SYL menginstruksikan dengan menugasi Sekretaris Jenderal Kementan Kasdi Subagyono (KS) dan Direktur Alat dan Mesin Pertanian Kementan Muhammad Hatta (MH) melakukan penarikan sejumlah uang dari unit eselon I dan II.

Dalam bentuk penyerahan tunai, transfer rekening bank hingga pemberian dalam bentuk barang maupun jasa.

Atas arahan SYL, tersangka KS dan MH memerintahkan bawahannya untuk mengumpulkan sejumlah uang di lingkup eselon I, yakni para direktur jenderal, kepala badan, hingga sekretaris masing-masing eselon I dengan besaran nilai yang telah ditentukan SYL kisaran mulai 4.000 hingga 10.000 dolar AS.

KPK menyebut terdapat bentuk paksaan dari SYL terhadap ASN di Kementan, seperti dengan dimutasi ke unit kerja lain hingga mendisfungsionalkan status jabatannya.

Penerimaan uang melalui KS dan MH sebagai representasi orang kepercayaan SYL itu secara rutin setiap bulan dengan menggunakan pecahan mata uang asing.

Penggunaan uang oleh SYL, kata KPK, juga diketahui oleh KS dan MH, diantaranya untuk kepentingan pribadi SYL, seperti pembayaran cicilan kartu kredit, kredit mobil Alphard, perbaikan rumah pribadi, tiket pesawat bagi keluarga, serta pengobatan dan perawatan wajah keluarganya senilai miliaran rupiah.

Selain itu, Alex mengatakan bahwa penyidik menemukan ada aliran dana dari SYL ke Partai NasDem.

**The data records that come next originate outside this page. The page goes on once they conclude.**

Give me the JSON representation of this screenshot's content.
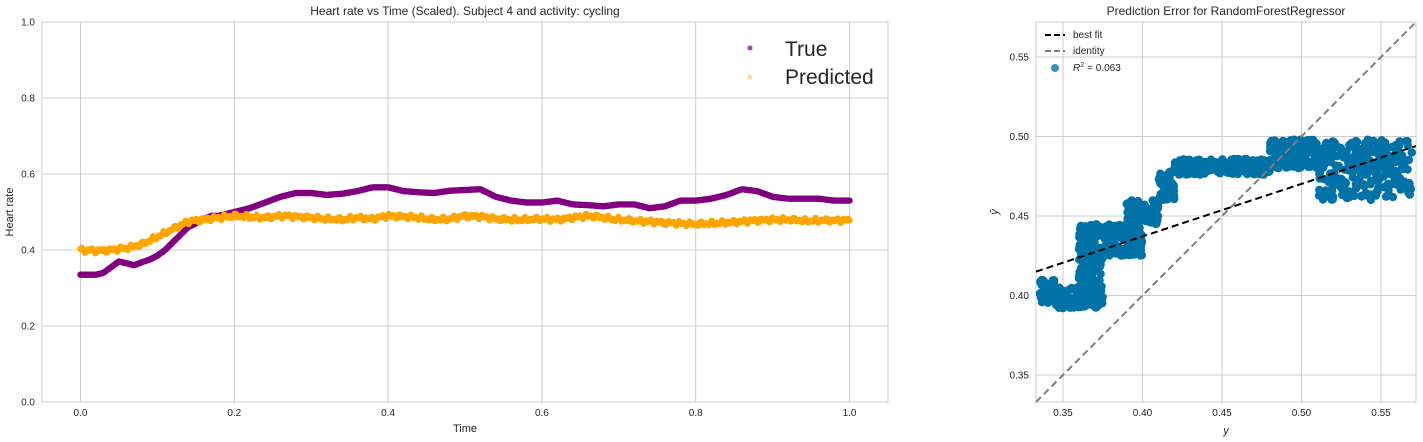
{
  "chart_data": [
    {
      "type": "scatter",
      "title": "Heart rate vs Time (Scaled). Subject 4 and activity: cycling",
      "xlabel": "Time",
      "ylabel": "Heart rate",
      "xlim": [
        -0.05,
        1.05
      ],
      "ylim": [
        0.0,
        1.0
      ],
      "xticks": [
        "0.0",
        "0.2",
        "0.4",
        "0.6",
        "0.8",
        "1.0"
      ],
      "yticks": [
        "0.0",
        "0.2",
        "0.4",
        "0.6",
        "0.8",
        "1.0"
      ],
      "grid": true,
      "legend_position": "top-right",
      "series": [
        {
          "name": "True",
          "color": "#800080",
          "x": [
            0.0,
            0.02,
            0.03,
            0.04,
            0.05,
            0.06,
            0.07,
            0.08,
            0.09,
            0.1,
            0.11,
            0.12,
            0.13,
            0.14,
            0.15,
            0.16,
            0.17,
            0.18,
            0.2,
            0.22,
            0.24,
            0.26,
            0.28,
            0.3,
            0.32,
            0.34,
            0.36,
            0.38,
            0.4,
            0.42,
            0.44,
            0.46,
            0.48,
            0.5,
            0.52,
            0.54,
            0.56,
            0.58,
            0.6,
            0.62,
            0.64,
            0.66,
            0.68,
            0.7,
            0.72,
            0.74,
            0.76,
            0.78,
            0.8,
            0.82,
            0.84,
            0.86,
            0.88,
            0.9,
            0.92,
            0.94,
            0.96,
            0.98,
            1.0
          ],
          "y": [
            0.335,
            0.335,
            0.34,
            0.355,
            0.37,
            0.365,
            0.36,
            0.368,
            0.375,
            0.385,
            0.4,
            0.42,
            0.44,
            0.46,
            0.47,
            0.48,
            0.49,
            0.49,
            0.5,
            0.51,
            0.525,
            0.54,
            0.55,
            0.55,
            0.545,
            0.548,
            0.555,
            0.565,
            0.565,
            0.555,
            0.552,
            0.55,
            0.556,
            0.558,
            0.56,
            0.54,
            0.53,
            0.525,
            0.525,
            0.53,
            0.52,
            0.518,
            0.515,
            0.52,
            0.52,
            0.51,
            0.515,
            0.53,
            0.53,
            0.535,
            0.545,
            0.56,
            0.555,
            0.54,
            0.535,
            0.535,
            0.535,
            0.53,
            0.53
          ]
        },
        {
          "name": "Predicted",
          "color": "#ffa500",
          "x": [
            0.0,
            0.02,
            0.04,
            0.06,
            0.08,
            0.1,
            0.12,
            0.14,
            0.16,
            0.18,
            0.2,
            0.22,
            0.24,
            0.26,
            0.28,
            0.3,
            0.32,
            0.34,
            0.36,
            0.38,
            0.4,
            0.42,
            0.44,
            0.46,
            0.48,
            0.5,
            0.52,
            0.54,
            0.56,
            0.58,
            0.6,
            0.62,
            0.64,
            0.66,
            0.68,
            0.7,
            0.72,
            0.74,
            0.76,
            0.78,
            0.8,
            0.82,
            0.84,
            0.86,
            0.88,
            0.9,
            0.92,
            0.94,
            0.96,
            0.98,
            1.0
          ],
          "y": [
            0.4,
            0.398,
            0.4,
            0.405,
            0.415,
            0.435,
            0.455,
            0.475,
            0.48,
            0.485,
            0.49,
            0.487,
            0.485,
            0.49,
            0.488,
            0.485,
            0.482,
            0.48,
            0.485,
            0.482,
            0.49,
            0.488,
            0.485,
            0.48,
            0.482,
            0.49,
            0.488,
            0.482,
            0.48,
            0.48,
            0.482,
            0.48,
            0.485,
            0.49,
            0.485,
            0.48,
            0.477,
            0.475,
            0.472,
            0.47,
            0.468,
            0.47,
            0.472,
            0.475,
            0.478,
            0.48,
            0.48,
            0.477,
            0.478,
            0.478,
            0.478
          ]
        }
      ]
    },
    {
      "type": "scatter",
      "title": "Prediction Error for RandomForestRegressor",
      "xlabel": "y",
      "ylabel": "ŷ",
      "xlim": [
        0.333,
        0.572
      ],
      "ylim": [
        0.333,
        0.572
      ],
      "xticks": [
        "0.35",
        "0.40",
        "0.45",
        "0.50",
        "0.55"
      ],
      "yticks": [
        "0.35",
        "0.40",
        "0.45",
        "0.50",
        "0.55"
      ],
      "grid": true,
      "legend_position": "top-left",
      "legend": [
        "best fit",
        "identity",
        "R² = 0.063"
      ],
      "r2_label": "$R^2$  = 0.063",
      "best_fit": {
        "x": [
          0.333,
          0.572
        ],
        "y": [
          0.415,
          0.494
        ],
        "color": "#000000"
      },
      "identity": {
        "x": [
          0.333,
          0.572
        ],
        "y": [
          0.333,
          0.572
        ],
        "color": "#808080"
      },
      "points_color": "#0072a8",
      "clusters": [
        {
          "x_range": [
            0.335,
            0.345
          ],
          "y_range": [
            0.395,
            0.41
          ]
        },
        {
          "x_range": [
            0.345,
            0.375
          ],
          "y_range": [
            0.392,
            0.405
          ]
        },
        {
          "x_range": [
            0.36,
            0.375
          ],
          "y_range": [
            0.395,
            0.43
          ]
        },
        {
          "x_range": [
            0.36,
            0.4
          ],
          "y_range": [
            0.425,
            0.445
          ]
        },
        {
          "x_range": [
            0.39,
            0.41
          ],
          "y_range": [
            0.445,
            0.46
          ]
        },
        {
          "x_range": [
            0.41,
            0.42
          ],
          "y_range": [
            0.46,
            0.478
          ]
        },
        {
          "x_range": [
            0.42,
            0.48
          ],
          "y_range": [
            0.476,
            0.486
          ]
        },
        {
          "x_range": [
            0.48,
            0.51
          ],
          "y_range": [
            0.48,
            0.498
          ]
        },
        {
          "x_range": [
            0.51,
            0.57
          ],
          "y_range": [
            0.46,
            0.498
          ]
        }
      ]
    }
  ],
  "legend_left": {
    "true_label": "True",
    "predicted_label": "Predicted"
  },
  "legend_right": {
    "best_fit_label": "best fit",
    "identity_label": "identity",
    "r2_prefix": "R",
    "r2_sup": "2",
    "r2_value": "= 0.063"
  }
}
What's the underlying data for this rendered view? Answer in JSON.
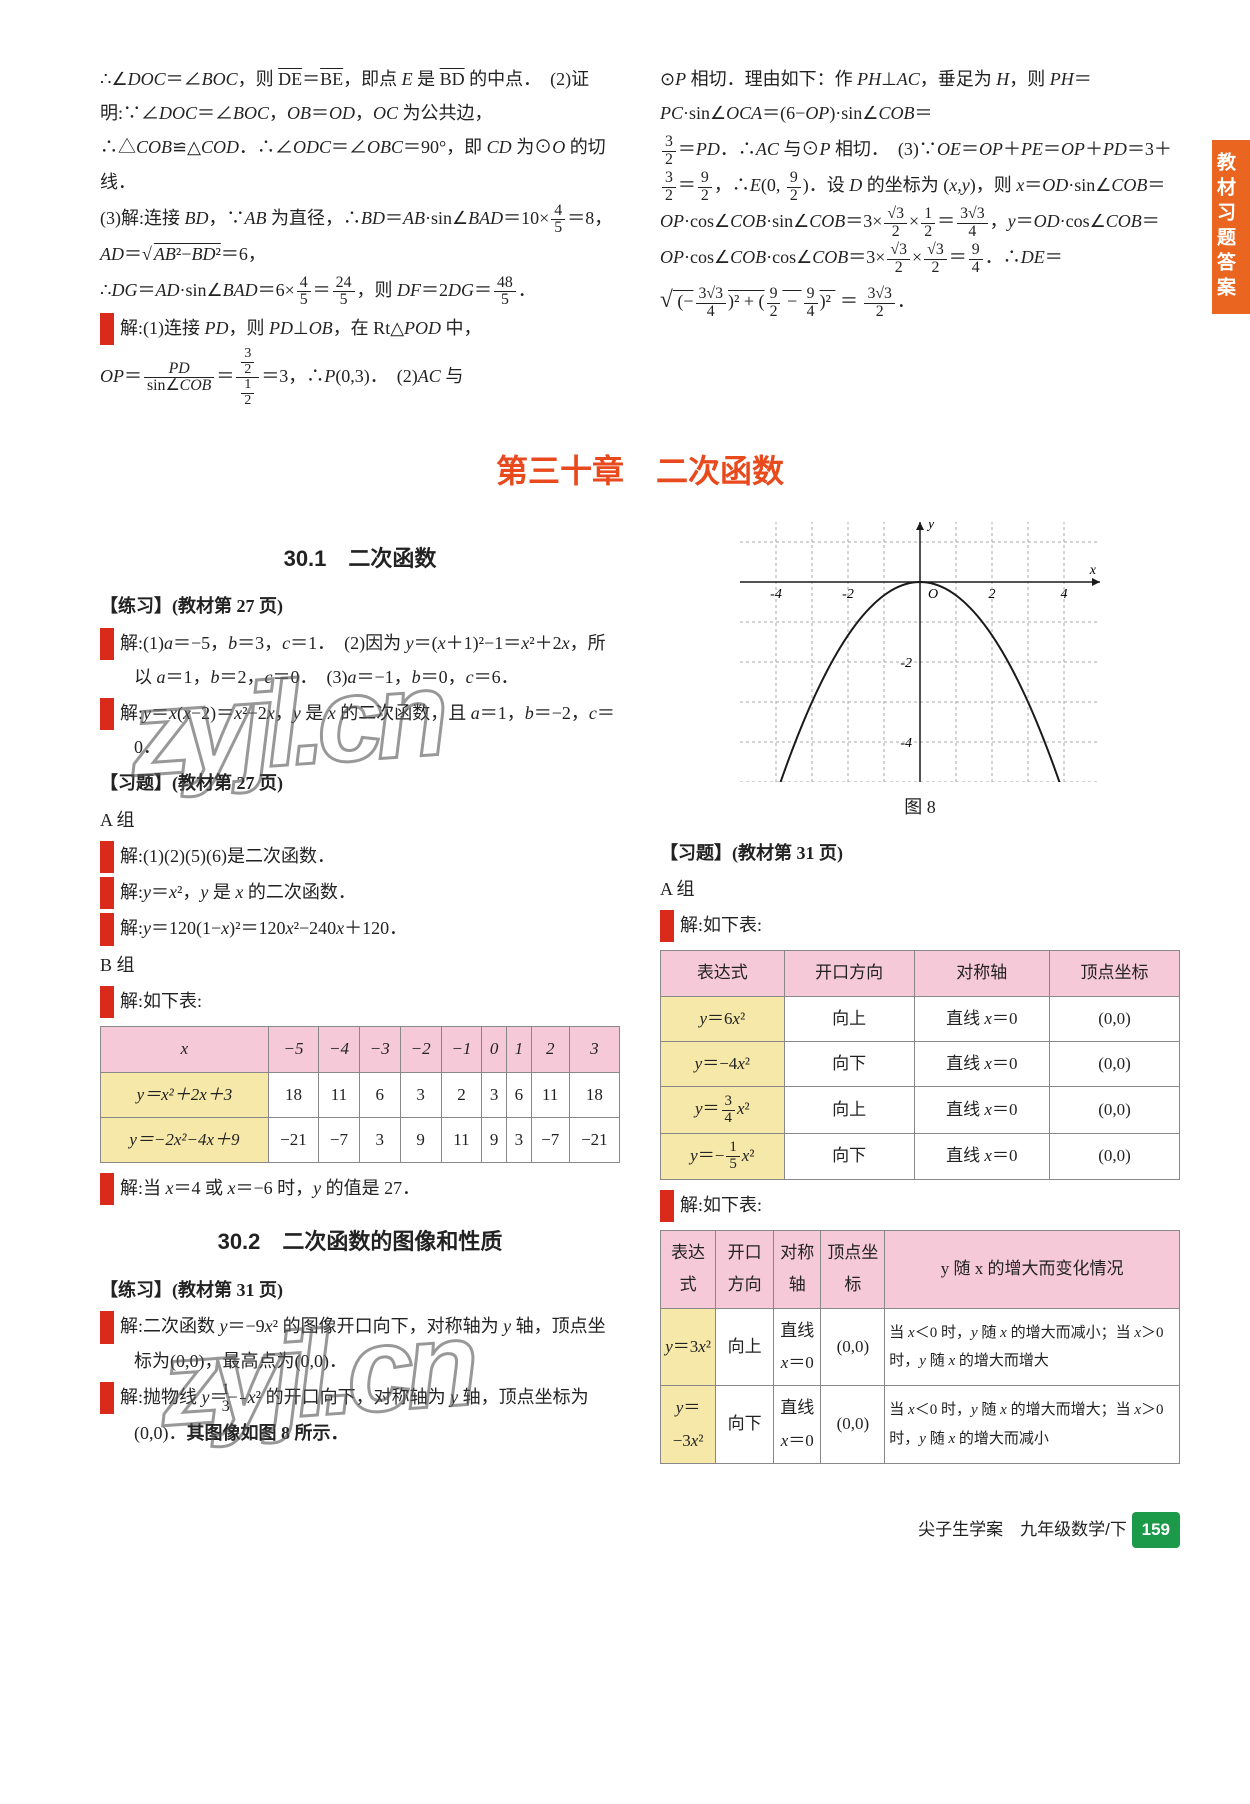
{
  "sideTab": "教材习题答案",
  "watermark": "zyjl.cn",
  "top": {
    "left": [
      "∴∠DOC＝∠BOC，则 D͡E＝B͡E，即点 E 是 B͡D 的中点．　(2)证明:∵∠DOC＝∠BOC，OB＝OD，OC 为公共边，∴△COB≌△COD．∴∠ODC＝∠OBC＝90°，即 CD 为⊙O 的切线．",
      "(3)解:连接 BD，∵AB 为直径，∴BD＝AB·sin∠BAD＝10×(4/5)＝8，AD＝√(AB²−BD²)＝6，",
      "∴DG＝AD·sin∠BAD＝6×(4/5)＝24/5，则 DF＝2DG＝48/5．",
      "[2] 解:(1)连接 PD，则 PD⊥OB，在 Rt△POD 中，",
      "OP＝ PD / sin∠COB ＝ (3/2)/(1/2) ＝3，∴P(0,3)．　(2)AC 与"
    ],
    "right": [
      "⊙P 相切．理由如下：作 PH⊥AC，垂足为 H，则 PH＝PC·sin∠OCA＝(6−OP)·sin∠COB＝",
      "3/2＝PD．∴AC 与⊙P 相切．　(3)∵OE＝OP＋PE＝OP＋PD＝3＋3/2＝9/2，∴E(0, 9/2)．设 D 的坐标为 (x,y)，则 x＝OD·sin∠COB＝OP·cos∠COB·sin∠COB＝3×(√3/2)×(1/2)＝3√3/4，y＝OD·cos∠COB＝OP·cos∠COB·cos∠COB＝3×(√3/2)×(√3/2)＝9/4．∴DE＝",
      "√[(−3√3/4)² + (9/2 − 9/4)²] ＝ 3√3/2．"
    ]
  },
  "chapterTitle": "第三十章　二次函数",
  "sections": {
    "s30_1": {
      "title": "30.1　二次函数",
      "practiceHead": "【练习】(教材第 27 页)",
      "items": [
        "[1] 解:(1)a＝−5，b＝3，c＝1．　(2)因为 y＝(x＋1)²−1＝x²＋2x，所以 a＝1，b＝2，c＝0．　(3)a＝−1，b＝0，c＝6．",
        "[2] 解: y＝x(x−2)＝x²−2x，y 是 x 的二次函数，且 a＝1，b＝−2，c＝0．"
      ],
      "exerciseHead": "【习题】(教材第 27 页)",
      "groupA": "A 组",
      "groupAItems": [
        "[1] 解:(1)(2)(5)(6)是二次函数．",
        "[2] 解: y＝x²，y 是 x 的二次函数．",
        "[3] 解: y＝120(1−x)²＝120x²−240x＋120．"
      ],
      "groupB": "B 组",
      "groupBHead": "[1] 解:如下表:",
      "table1": {
        "header": [
          "x",
          "−5",
          "−4",
          "−3",
          "−2",
          "−1",
          "0",
          "1",
          "2",
          "3"
        ],
        "rows": [
          [
            "y＝x²＋2x＋3",
            "18",
            "11",
            "6",
            "3",
            "2",
            "3",
            "6",
            "11",
            "18"
          ],
          [
            "y＝−2x²−4x＋9",
            "−21",
            "−7",
            "3",
            "9",
            "11",
            "9",
            "3",
            "−7",
            "−21"
          ]
        ]
      },
      "afterTable": "[2] 解:当 x＝4 或 x＝−6 时，y 的值是 27．"
    },
    "s30_2": {
      "title": "30.2　二次函数的图像和性质",
      "practiceHead": "【练习】(教材第 31 页)",
      "items": [
        "[1] 解:二次函数 y＝−9x² 的图像开口向下，对称轴为 y 轴，顶点坐标为(0,0)，最高点为(0,0)．",
        "[2] 解:抛物线 y＝−(1/3)x² 的开口向下，对称轴为 y 轴，顶点坐标为(0,0)．其图像如图 8 所示．"
      ]
    },
    "rightCol": {
      "figCaption": "图 8",
      "chart": {
        "type": "parabola",
        "expression": "y = −(1/3)x²",
        "vertex": [
          0,
          0
        ],
        "xlim": [
          -5,
          5
        ],
        "ylim": [
          -5,
          1.5
        ],
        "xticks": [
          -4,
          -2,
          2,
          4
        ],
        "yticks": [
          -2,
          -4
        ],
        "axis_color": "#1a1a1a",
        "curve_color": "#1a1a1a",
        "grid_color": "#a8a8a8",
        "grid_style": "dashed",
        "background": "#ffffff"
      },
      "exerciseHead": "【习题】(教材第 31 页)",
      "groupA": "A 组",
      "q1Head": "[1] 解:如下表:",
      "table2": {
        "headers": [
          "表达式",
          "开口方向",
          "对称轴",
          "顶点坐标"
        ],
        "rows": [
          [
            "y＝6x²",
            "向上",
            "直线 x＝0",
            "(0,0)"
          ],
          [
            "y＝−4x²",
            "向下",
            "直线 x＝0",
            "(0,0)"
          ],
          [
            "y＝(3/4)x²",
            "向上",
            "直线 x＝0",
            "(0,0)"
          ],
          [
            "y＝−(1/5)x²",
            "向下",
            "直线 x＝0",
            "(0,0)"
          ]
        ]
      },
      "q2Head": "[2] 解:如下表:",
      "table3": {
        "headers": [
          "表达式",
          "开口方向",
          "对称轴",
          "顶点坐标",
          "y 随 x 的增大而变化情况"
        ],
        "rows": [
          [
            "y＝3x²",
            "向上",
            "直线 x＝0",
            "(0,0)",
            "当 x＜0 时，y 随 x 的增大而减小；当 x＞0 时，y 随 x 的增大而增大"
          ],
          [
            "y＝−3x²",
            "向下",
            "直线 x＝0",
            "(0,0)",
            "当 x＜0 时，y 随 x 的增大而增大；当 x＞0 时，y 随 x 的增大而减小"
          ]
        ]
      }
    }
  },
  "footer": {
    "book": "尖子生学案　九年级数学/下",
    "page": "159"
  }
}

Komisi antirasuah juga mendapati adanya penggunaan uang lain oleh SYL bersama KS dan MH untuk ibadah umrah.

Para tersangka disangkakan melanggar Pasal 12 huruf e dan 12B Undang-Undang Nomor 31 Tahun 1999 tentang Pemberantasan Tindak Pidana Korupsi sebagaimana diubah dengan UU No. 20 Tahun 2001 juncto Pasal 55 ayat (1) ke-1 KUHP.

Untuk tersangka SYL, juga disangkakan melanggar Pasal 3 dan/atau 4 Undang-Undang Nomor 8 Tahun 2010 tentang Tindak Pidana Pencucian Uang (TPPU).